Metrics history is stored in a SQLite database named metrics.db under the Pulse data directory:

  • systemd/LXC installs: typically /etc/pulse/metrics.db
  • Docker/Kubernetes installs: typically /data/metrics.db

Retention Model (Tiered)

Pulse keeps multiple resolutions of the same data, which allows longer history without storing raw samples forever:

  • Raw (high-resolution, short window)
  • Minute aggregates
  • Hourly aggregates
  • Daily aggregates

Default retention values (subject to change) are:

  • Raw: 2 hours
  • Minute: 24 hours
  • Hourly: 7 days
  • Daily: 90 days
  • Rollups: every 15 minutes by default, bounded so rollups still run well before raw samples expire

Advanced: Retention Tuning

Tiered retention is stored in system.json in the Pulse data directory:

  • systemd/LXC installs: typically /etc/pulse/system.json
  • Docker/Kubernetes installs: typically /data/system.json

Keys:

{
  "metricsRetentionRawHours": 2,
  "metricsRetentionMinuteHours": 24,
  "metricsRetentionHourlyDays": 7,
  "metricsRetentionDailyDays": 90
}

After changing these values, restart Pulse.

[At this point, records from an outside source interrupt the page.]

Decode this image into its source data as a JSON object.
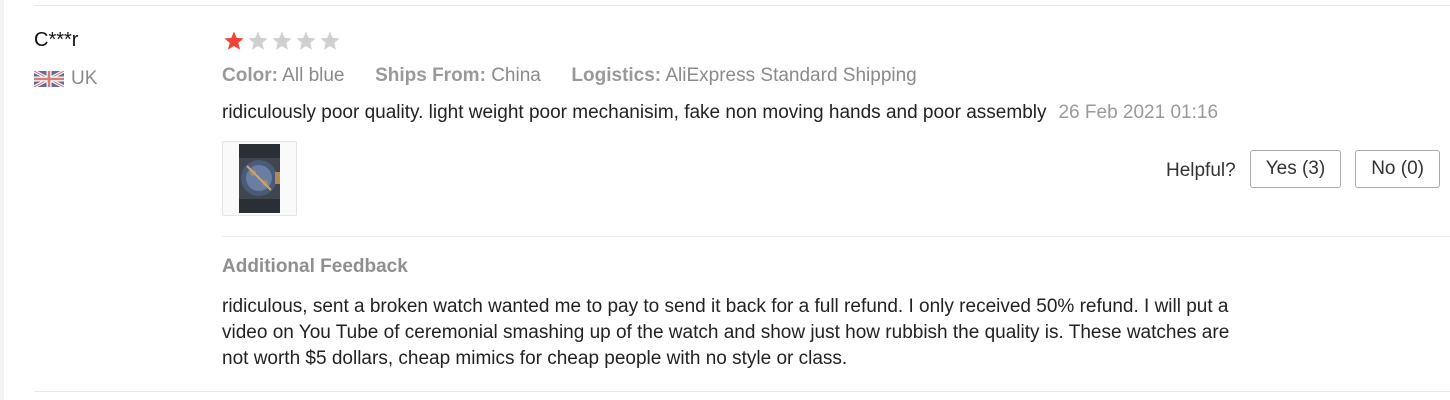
{
  "review": {
    "user_name": "C***r",
    "country": "UK",
    "rating": 1,
    "rating_max": 5,
    "colors": {
      "star_active": "#f44336",
      "star_inactive": "#d0d0d0"
    },
    "meta": {
      "color_label": "Color:",
      "color_value": "All blue",
      "ships_label": "Ships From:",
      "ships_value": "China",
      "logistics_label": "Logistics:",
      "logistics_value": "AliExpress Standard Shipping"
    },
    "text": "ridiculously poor quality. light weight poor mechanisim, fake non moving hands and poor assembly",
    "date": "26 Feb 2021 01:16",
    "helpful_label": "Helpful?",
    "yes_label": "Yes (3)",
    "no_label": "No (0)",
    "additional_title": "Additional Feedback",
    "additional_text": "ridiculous, sent a broken watch wanted me to pay to send it back for a full refund. I only received 50% refund. I will put a video on You Tube of ceremonial smashing up of the watch and show just how rubbish the quality is. These watches are not worth $5 dollars, cheap mimics for cheap people with no style or class."
  }
}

Advanced: Disk Write Tuning

Pulse keeps metrics history on disk by default. SSD-sensitive installs can move only the metrics SQLite database without moving secrets or general config:

PULSE_METRICS_DB_PATH=/dev/shm/pulse/metrics.db

For Docker, mount a tmpfs at the selected directory and keep /data on a persistent volume:

services:
  pulse:
    environment:
      PULSE_METRICS_DB_PATH: /metrics-tmpfs/metrics.db
    tmpfs:
      - /metrics-tmpfs:size=512m,uid=1000,gid=1000,mode=0700

Using tmpfs makes metrics history ephemeral across restarts. It should not be used for /data, because /data also contains config, encrypted credentials, tokens, and other state that must remain durable.

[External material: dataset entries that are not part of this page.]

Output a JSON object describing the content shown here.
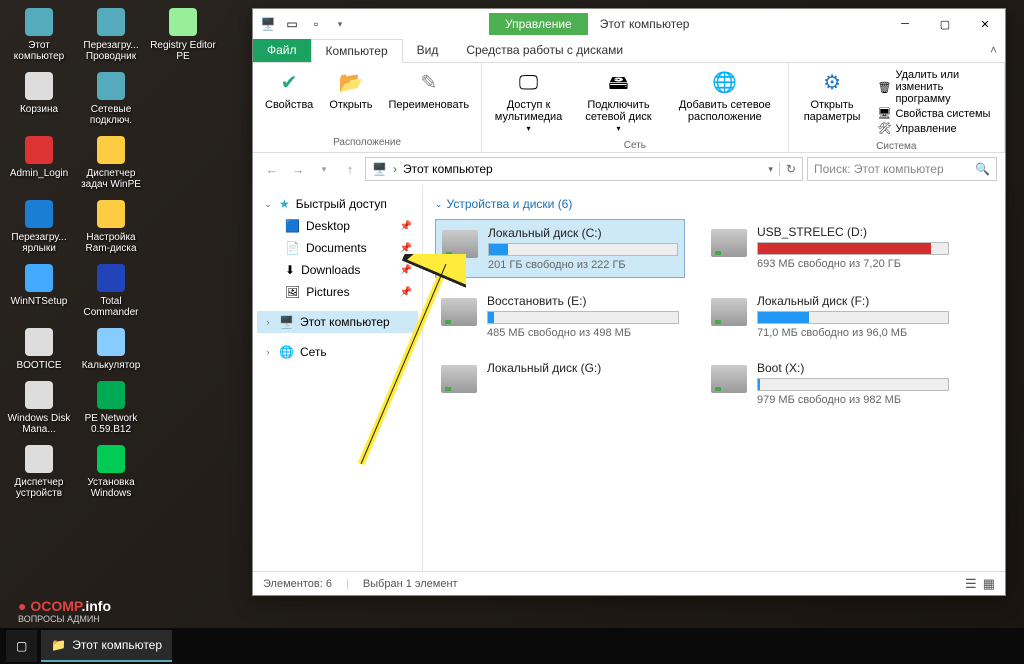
{
  "desktop_icons": [
    {
      "label": "Этот компьютер",
      "color": "#5ab"
    },
    {
      "label": "Перезагру... Проводник",
      "color": "#5ab"
    },
    {
      "label": "Registry Editor PE",
      "color": "#9e9"
    },
    {
      "label": "Корзина",
      "color": "#ddd"
    },
    {
      "label": "Сетевые подключ.",
      "color": "#5ab"
    },
    {
      "label": "",
      "color": ""
    },
    {
      "label": "Admin_Login",
      "color": "#d33"
    },
    {
      "label": "Диспетчер задач WinPE",
      "color": "#fc4"
    },
    {
      "label": "",
      "color": ""
    },
    {
      "label": "Перезагру... ярлыки",
      "color": "#1a7fd4"
    },
    {
      "label": "Настройка Ram-диска",
      "color": "#fc4"
    },
    {
      "label": "",
      "color": ""
    },
    {
      "label": "WinNTSetup",
      "color": "#4af"
    },
    {
      "label": "Total Commander",
      "color": "#24b"
    },
    {
      "label": "",
      "color": ""
    },
    {
      "label": "BOOTICE",
      "color": "#ddd"
    },
    {
      "label": "Калькулятор",
      "color": "#8cf"
    },
    {
      "label": "",
      "color": ""
    },
    {
      "label": "Windows Disk Mana...",
      "color": "#ddd"
    },
    {
      "label": "PE Network 0.59.B12",
      "color": "#0a5"
    },
    {
      "label": "",
      "color": ""
    },
    {
      "label": "Диспетчер устройств",
      "color": "#ddd"
    },
    {
      "label": "Установка Windows",
      "color": "#0c5"
    }
  ],
  "window": {
    "title_tab": "Управление",
    "title": "Этот компьютер",
    "tabs": {
      "file": "Файл",
      "computer": "Компьютер",
      "view": "Вид",
      "tools": "Средства работы с дисками"
    },
    "ribbon": {
      "location": {
        "label": "Расположение",
        "props": "Свойства",
        "open": "Открыть",
        "rename": "Переименовать"
      },
      "network": {
        "label": "Сеть",
        "media": "Доступ к мультимедиа",
        "map": "Подключить сетевой диск",
        "addnet": "Добавить сетевое расположение"
      },
      "system": {
        "label": "Система",
        "settings": "Открыть параметры",
        "uninstall": "Удалить или изменить программу",
        "sysprops": "Свойства системы",
        "manage": "Управление"
      }
    },
    "nav": {
      "path": "Этот компьютер",
      "search_placeholder": "Поиск: Этот компьютер"
    },
    "sidebar": {
      "quick": "Быстрый доступ",
      "items": [
        "Desktop",
        "Documents",
        "Downloads",
        "Pictures"
      ],
      "thispc": "Этот компьютер",
      "network": "Сеть"
    },
    "section": "Устройства и диски (6)",
    "drives": [
      {
        "name": "Локальный диск (C:)",
        "free": "201 ГБ свободно из 222 ГБ",
        "fill": 10,
        "red": false,
        "hasbar": true
      },
      {
        "name": "USB_STRELEC (D:)",
        "free": "693 МБ свободно из 7,20 ГБ",
        "fill": 91,
        "red": true,
        "hasbar": true
      },
      {
        "name": "Восстановить (E:)",
        "free": "485 МБ свободно из 498 МБ",
        "fill": 3,
        "red": false,
        "hasbar": true
      },
      {
        "name": "Локальный диск (F:)",
        "free": "71,0 МБ свободно из 96,0 МБ",
        "fill": 27,
        "red": false,
        "hasbar": true
      },
      {
        "name": "Локальный диск (G:)",
        "free": "",
        "fill": 0,
        "red": false,
        "hasbar": false
      },
      {
        "name": "Boot (X:)",
        "free": "979 МБ свободно из 982 МБ",
        "fill": 1,
        "red": false,
        "hasbar": true
      }
    ],
    "status": {
      "count": "Элементов: 6",
      "sel": "Выбран 1 элемент"
    }
  },
  "taskbar": {
    "app": "Этот компьютер"
  },
  "watermark": {
    "brand": "OCOMP",
    "tld": ".info",
    "sub": "ВОПРОСЫ АДМИН"
  }
}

The aggregation cadence can also be lengthened when an install prefers fewer, larger rollup writes over more frequent smaller writes:

PULSE_METRICS_ROLLUP_INTERVAL=30m

Values below 5 minutes are ignored. Values longer than half of the raw-retention window are capped by the metrics store so raw samples are still rolled up before retention pruning can remove them.

API Access

Pulse exposes the persistent metrics store via:

  • GET /api/metrics-store/stats
  • GET /api/metrics-store/history

These endpoints require authentication with the monitoring:read scope.

History Query Parameters

GET /api/metrics-store/history supports:

  • resourceType (required): node, vm, container, storage, dockerHost, dockerContainer
  • resourceId (required): resource identifier (for guests use instance:node:vmid)
  • metric (optional): cpu, memory, disk, etc. Omit to return all metrics for the resource.
  • range (optional): 1h, 6h, 12h, 24h, 1d, 7d, 30d, 90d (default 24h; duration strings also accepted)
  • maxPoints (optional): Downsample to a target number of points

Example:

curl -H "X-API-Token: $TOKEN" \
  "http://localhost:7655/api/metrics-store/history?resourceType=vm&resourceId=pve1:node1:100&range=7d&metric=cpu"

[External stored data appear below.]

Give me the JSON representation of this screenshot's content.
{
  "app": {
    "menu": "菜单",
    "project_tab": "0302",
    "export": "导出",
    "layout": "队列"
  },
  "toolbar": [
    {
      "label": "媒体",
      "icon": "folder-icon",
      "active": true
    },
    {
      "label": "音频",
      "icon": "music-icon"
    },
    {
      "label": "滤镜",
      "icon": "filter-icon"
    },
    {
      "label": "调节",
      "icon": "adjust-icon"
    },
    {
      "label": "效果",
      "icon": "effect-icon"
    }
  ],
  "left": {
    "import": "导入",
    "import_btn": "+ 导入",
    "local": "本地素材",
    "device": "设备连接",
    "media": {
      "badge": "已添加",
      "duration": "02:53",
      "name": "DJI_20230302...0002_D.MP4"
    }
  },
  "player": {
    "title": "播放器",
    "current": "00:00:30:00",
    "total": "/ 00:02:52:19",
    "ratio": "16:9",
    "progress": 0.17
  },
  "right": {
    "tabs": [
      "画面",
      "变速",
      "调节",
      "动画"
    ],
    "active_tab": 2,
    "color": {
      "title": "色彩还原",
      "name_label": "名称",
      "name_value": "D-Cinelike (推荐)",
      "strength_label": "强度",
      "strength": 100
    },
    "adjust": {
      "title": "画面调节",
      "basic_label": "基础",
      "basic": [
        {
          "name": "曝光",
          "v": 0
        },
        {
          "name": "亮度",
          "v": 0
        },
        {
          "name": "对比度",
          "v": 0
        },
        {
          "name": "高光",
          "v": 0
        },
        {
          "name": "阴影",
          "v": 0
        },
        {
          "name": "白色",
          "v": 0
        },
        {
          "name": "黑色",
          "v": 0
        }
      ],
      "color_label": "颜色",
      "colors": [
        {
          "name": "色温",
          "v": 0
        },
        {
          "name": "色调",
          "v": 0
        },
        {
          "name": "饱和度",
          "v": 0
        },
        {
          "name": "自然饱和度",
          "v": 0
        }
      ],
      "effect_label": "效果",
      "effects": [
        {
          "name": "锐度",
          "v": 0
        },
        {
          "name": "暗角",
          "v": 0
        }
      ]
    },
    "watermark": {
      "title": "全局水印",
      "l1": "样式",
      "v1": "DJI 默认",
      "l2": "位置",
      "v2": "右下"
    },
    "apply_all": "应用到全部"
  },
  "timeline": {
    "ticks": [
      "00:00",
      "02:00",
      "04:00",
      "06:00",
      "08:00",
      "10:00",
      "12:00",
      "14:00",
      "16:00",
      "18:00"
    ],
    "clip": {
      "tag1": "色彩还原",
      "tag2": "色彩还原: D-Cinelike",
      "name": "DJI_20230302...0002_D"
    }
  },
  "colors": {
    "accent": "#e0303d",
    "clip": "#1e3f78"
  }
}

License: Requests beyond Community's 7d floor require the paid long_term_metrics entitlement. Relay unlocks 14d, Pro and legacy Pro+ unlock 90d, and requests beyond the active tier's limit return 402 Payment Required. Aliases: guest (VM/LXC) and docker (Docker container) are accepted, but persistent store data uses the canonical types above.

Troubleshooting

  • No sparklines / empty history: confirm the instance can write to the data directory and that metrics.db exists.
  • Large disk usage: reduce polling frequency first. If you need tighter retention, adjust the tiered retention settings in system.json (advanced) and restart Pulse.